Threat of jail
Unsuspecting homeowners have had their wages garnished, their credit destroyed and their tax refunds seized. They’ve opened their mail to find bills for back taxes, graffiti-scrubbing services, demolition crews, trash removal, gutter repair, exterior cleaning and lawn clipping. At their front doors they’ve encountered bailiffs brandishing summonses to appear in court.
In some cities, people with zombie titles can be sentenced to probation – with the threat of jail if they don’t bring their houses into compliance.
“These people have become like indentured serfs, with all of the responsibilities for the properties but none of the rights,” says retired Cleveland-Marshall College of Law professor Kermit Lind.
Banks used to almost always follow through with foreclosures, either repossessing a house outright – known in industry parlance as REO, for real estate owned – or putting it up for auction at a sheriff’s sale. The bank sent a letter notifying the homeowner of an impending foreclosure sale, the homeowner moved out, the house was sold, and the bank applied the proceeds toward the unpaid portion of the original mortgage.

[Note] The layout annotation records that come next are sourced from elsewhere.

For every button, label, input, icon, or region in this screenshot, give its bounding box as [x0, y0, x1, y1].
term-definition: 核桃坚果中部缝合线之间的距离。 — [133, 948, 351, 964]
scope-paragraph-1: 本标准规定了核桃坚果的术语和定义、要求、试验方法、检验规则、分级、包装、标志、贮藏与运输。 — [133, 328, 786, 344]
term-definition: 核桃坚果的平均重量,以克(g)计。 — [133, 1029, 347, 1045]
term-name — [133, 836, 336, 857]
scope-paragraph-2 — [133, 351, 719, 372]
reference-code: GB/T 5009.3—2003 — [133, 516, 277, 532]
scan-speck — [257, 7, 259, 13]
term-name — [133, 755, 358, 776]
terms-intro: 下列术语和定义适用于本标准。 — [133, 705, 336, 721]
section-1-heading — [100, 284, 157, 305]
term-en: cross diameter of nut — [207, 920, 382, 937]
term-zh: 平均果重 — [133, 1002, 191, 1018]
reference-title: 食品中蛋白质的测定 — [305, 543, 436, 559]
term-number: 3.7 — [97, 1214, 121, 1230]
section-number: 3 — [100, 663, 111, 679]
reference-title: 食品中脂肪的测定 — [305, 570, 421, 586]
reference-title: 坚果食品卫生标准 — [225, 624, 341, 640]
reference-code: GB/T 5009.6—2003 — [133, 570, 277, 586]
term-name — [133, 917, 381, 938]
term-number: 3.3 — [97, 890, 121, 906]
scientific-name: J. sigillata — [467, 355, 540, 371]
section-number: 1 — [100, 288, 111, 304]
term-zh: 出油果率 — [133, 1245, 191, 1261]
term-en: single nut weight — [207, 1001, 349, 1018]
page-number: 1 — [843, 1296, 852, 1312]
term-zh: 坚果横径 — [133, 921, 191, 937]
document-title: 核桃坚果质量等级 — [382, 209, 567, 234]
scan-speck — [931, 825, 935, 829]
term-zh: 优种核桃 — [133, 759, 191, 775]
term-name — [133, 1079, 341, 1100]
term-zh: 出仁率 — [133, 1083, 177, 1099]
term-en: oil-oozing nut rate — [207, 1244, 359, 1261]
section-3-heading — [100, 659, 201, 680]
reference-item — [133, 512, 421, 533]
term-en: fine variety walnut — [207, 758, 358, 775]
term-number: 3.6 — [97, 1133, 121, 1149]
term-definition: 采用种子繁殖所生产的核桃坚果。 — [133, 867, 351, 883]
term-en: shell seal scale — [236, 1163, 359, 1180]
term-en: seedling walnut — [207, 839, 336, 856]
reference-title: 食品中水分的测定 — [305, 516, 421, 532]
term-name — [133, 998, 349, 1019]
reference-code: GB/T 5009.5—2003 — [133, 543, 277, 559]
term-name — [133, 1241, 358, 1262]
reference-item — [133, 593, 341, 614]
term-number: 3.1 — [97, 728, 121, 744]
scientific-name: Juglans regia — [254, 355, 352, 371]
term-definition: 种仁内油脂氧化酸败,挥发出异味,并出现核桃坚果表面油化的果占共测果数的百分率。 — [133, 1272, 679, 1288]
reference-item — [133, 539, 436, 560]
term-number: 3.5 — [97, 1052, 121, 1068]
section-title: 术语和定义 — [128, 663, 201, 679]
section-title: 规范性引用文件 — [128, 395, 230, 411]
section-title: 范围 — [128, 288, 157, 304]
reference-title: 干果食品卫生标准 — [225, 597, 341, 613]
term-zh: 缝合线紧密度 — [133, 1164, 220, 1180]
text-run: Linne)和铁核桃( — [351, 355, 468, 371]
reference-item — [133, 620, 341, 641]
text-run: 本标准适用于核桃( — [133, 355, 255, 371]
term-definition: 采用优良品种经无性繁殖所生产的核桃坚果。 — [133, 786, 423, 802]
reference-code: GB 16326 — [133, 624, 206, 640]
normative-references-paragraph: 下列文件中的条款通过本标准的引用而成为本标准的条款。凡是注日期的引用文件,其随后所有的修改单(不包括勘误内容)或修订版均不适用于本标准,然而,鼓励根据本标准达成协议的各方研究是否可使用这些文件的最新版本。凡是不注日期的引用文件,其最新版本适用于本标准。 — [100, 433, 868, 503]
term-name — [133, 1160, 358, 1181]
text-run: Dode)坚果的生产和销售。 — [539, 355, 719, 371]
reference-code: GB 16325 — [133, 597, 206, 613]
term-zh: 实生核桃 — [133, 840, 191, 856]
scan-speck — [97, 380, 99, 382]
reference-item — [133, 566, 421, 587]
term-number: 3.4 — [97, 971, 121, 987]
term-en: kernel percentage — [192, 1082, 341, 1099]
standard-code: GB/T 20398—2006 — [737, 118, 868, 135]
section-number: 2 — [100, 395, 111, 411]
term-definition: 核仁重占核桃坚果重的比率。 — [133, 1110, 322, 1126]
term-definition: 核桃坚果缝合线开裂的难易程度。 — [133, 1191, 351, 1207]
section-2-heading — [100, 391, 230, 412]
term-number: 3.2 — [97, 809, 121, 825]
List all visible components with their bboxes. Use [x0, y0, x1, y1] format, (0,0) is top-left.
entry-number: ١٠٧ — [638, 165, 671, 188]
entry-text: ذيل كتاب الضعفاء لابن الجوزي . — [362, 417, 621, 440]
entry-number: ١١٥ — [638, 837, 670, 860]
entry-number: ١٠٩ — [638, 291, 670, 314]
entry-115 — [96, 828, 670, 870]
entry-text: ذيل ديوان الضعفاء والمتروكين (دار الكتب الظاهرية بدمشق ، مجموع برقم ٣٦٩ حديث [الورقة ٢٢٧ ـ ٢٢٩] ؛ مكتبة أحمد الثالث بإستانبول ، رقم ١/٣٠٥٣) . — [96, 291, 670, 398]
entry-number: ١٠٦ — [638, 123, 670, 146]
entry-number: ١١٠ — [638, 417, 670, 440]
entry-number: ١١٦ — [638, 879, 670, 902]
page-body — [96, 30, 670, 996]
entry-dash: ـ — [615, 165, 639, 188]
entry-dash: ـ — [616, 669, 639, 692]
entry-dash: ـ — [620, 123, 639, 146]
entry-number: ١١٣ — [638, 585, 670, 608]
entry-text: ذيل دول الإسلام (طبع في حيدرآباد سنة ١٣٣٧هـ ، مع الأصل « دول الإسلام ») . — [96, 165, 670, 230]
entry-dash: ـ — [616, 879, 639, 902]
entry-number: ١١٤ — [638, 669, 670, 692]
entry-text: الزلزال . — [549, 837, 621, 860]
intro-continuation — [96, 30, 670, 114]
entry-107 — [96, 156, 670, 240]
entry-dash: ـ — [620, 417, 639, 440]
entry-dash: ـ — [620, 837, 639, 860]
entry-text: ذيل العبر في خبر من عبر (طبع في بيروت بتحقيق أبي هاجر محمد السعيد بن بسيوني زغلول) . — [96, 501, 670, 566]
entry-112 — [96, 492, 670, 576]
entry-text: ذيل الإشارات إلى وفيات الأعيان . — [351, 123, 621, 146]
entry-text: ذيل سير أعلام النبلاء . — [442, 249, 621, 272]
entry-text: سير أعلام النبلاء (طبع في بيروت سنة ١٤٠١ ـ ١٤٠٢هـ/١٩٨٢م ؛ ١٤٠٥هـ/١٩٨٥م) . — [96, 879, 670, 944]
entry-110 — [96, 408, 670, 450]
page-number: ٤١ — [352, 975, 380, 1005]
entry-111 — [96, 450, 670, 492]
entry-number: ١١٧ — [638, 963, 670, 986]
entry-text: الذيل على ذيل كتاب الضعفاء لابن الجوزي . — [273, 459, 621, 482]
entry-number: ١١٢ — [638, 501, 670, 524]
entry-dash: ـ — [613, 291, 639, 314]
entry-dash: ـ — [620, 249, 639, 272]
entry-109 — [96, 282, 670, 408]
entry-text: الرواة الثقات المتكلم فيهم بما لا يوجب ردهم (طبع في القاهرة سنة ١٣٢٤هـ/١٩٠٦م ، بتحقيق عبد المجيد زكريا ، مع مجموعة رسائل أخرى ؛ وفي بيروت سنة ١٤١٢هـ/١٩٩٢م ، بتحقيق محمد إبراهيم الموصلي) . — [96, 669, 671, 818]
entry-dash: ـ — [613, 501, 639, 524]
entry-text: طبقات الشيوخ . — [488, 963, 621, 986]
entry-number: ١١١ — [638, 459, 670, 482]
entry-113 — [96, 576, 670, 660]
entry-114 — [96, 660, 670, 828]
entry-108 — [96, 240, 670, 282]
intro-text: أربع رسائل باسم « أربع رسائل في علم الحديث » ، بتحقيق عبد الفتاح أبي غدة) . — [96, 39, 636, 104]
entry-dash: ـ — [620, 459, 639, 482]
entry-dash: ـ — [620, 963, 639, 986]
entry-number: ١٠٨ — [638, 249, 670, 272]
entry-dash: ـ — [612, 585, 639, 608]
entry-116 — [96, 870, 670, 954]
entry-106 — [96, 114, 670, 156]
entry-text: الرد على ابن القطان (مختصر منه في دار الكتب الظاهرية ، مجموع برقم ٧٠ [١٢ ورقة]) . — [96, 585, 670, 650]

That has changed since the housing crash. Financial institutions have realized that following through on sales of decaying houses in markets swamped with foreclosures may not yield anything close to what is owed on them.
By walking away, banks can at least reap the insurance, tax and accounting benefits from documenting the loss – without having to take on any of the costs and responsibilities of ownership, according to a 2010 Federal Reserve paper. A walk-away also enables them to “sell the unpaid debt to debt collectors, sometimes noting to the court that the loan has been charged off,” according to a Case Western Reserve University study released in 2011.
No regulations require that banks let homeowners know when they change their minds about a foreclosure. So they rarely do, according to housing court judges, homeowners’ lawyers and academics who study foreclosure problems. “The banks do not answer inquiries, they do not answer phone calls, they do not answer letters,” says Judge Patrick Carney of the Buffalo, N.Y., Housing Court. His zombie-title caseload has swollen in the past few years to well into the hundreds. “The whole situation is surreal,” he says.
Clean up or else
Marlon Sheafe, a 55-year-old who drove trucks for Sara Lee Corp. for 25 years, was sentenced to probation in May. The citation from the Cleveland Housing Court says that if he doesn’t fix the problems with the investment property he bought in 2005, the grandfather of three, who suffers from advanced cancer, will go to jail in May 2014.
Ocwen Financial Corp., the servicer of Mr. Sheafe’s mortgage, foreclosed on the house in 2008, when Mr. Sheafe was hospitalized with congestive heart failure and later lost his job, forcing him into default. That was the last he heard about the house until a year and a half ago, when he received a summons to appear in Cleveland Housing Court for code infractions on the property: cracked steps, shredded siding, weeds as tall as the doors. There was also a $300 lawn-mowing bill.
A few weeks later, Mr. Sheafe appeared at the drab, brown-paneled chambers of the Cleveland Housing Court, packed, as it is every Tuesday and Thursday lately, with other people in his situation. Mr. Sheafe expected his appearance that day would clear up what he thought was a big mistake. Instead he left with the order to get the house up to code.
Mr. Sheafe started visiting the tall, crooked house every week. Looters had stripped the place bare. The “dope boys” had left their sneakers on the porch and their empty cans of sausages strewn around inside. Mr. Sheafe repaired the steps and spray-painted patches of the exterior where the vinyl siding had been ripped off. He returned every week to check on the house and mow the lawn.
While Mr. Sheafe worked on the house, Judge Pianka worked on the mortgage servicer, subpoenaing Ocwen to appear in court. In February, Ocwen released its lien on the house, which Mr. Sheafe hoped would enable him to donate it to the local land bank – one of many set up by local governments in recent years to manage abandoned properties.
But Mr. Sheafe still can’t shake free of the house. The county sold his tax lien to a debt collector, which is now suing Mr. Sheafe for foreclosure. He also faces $4,185 for code violations, $185 for court costs and up to $10,000 if the city is forced to tear down the house.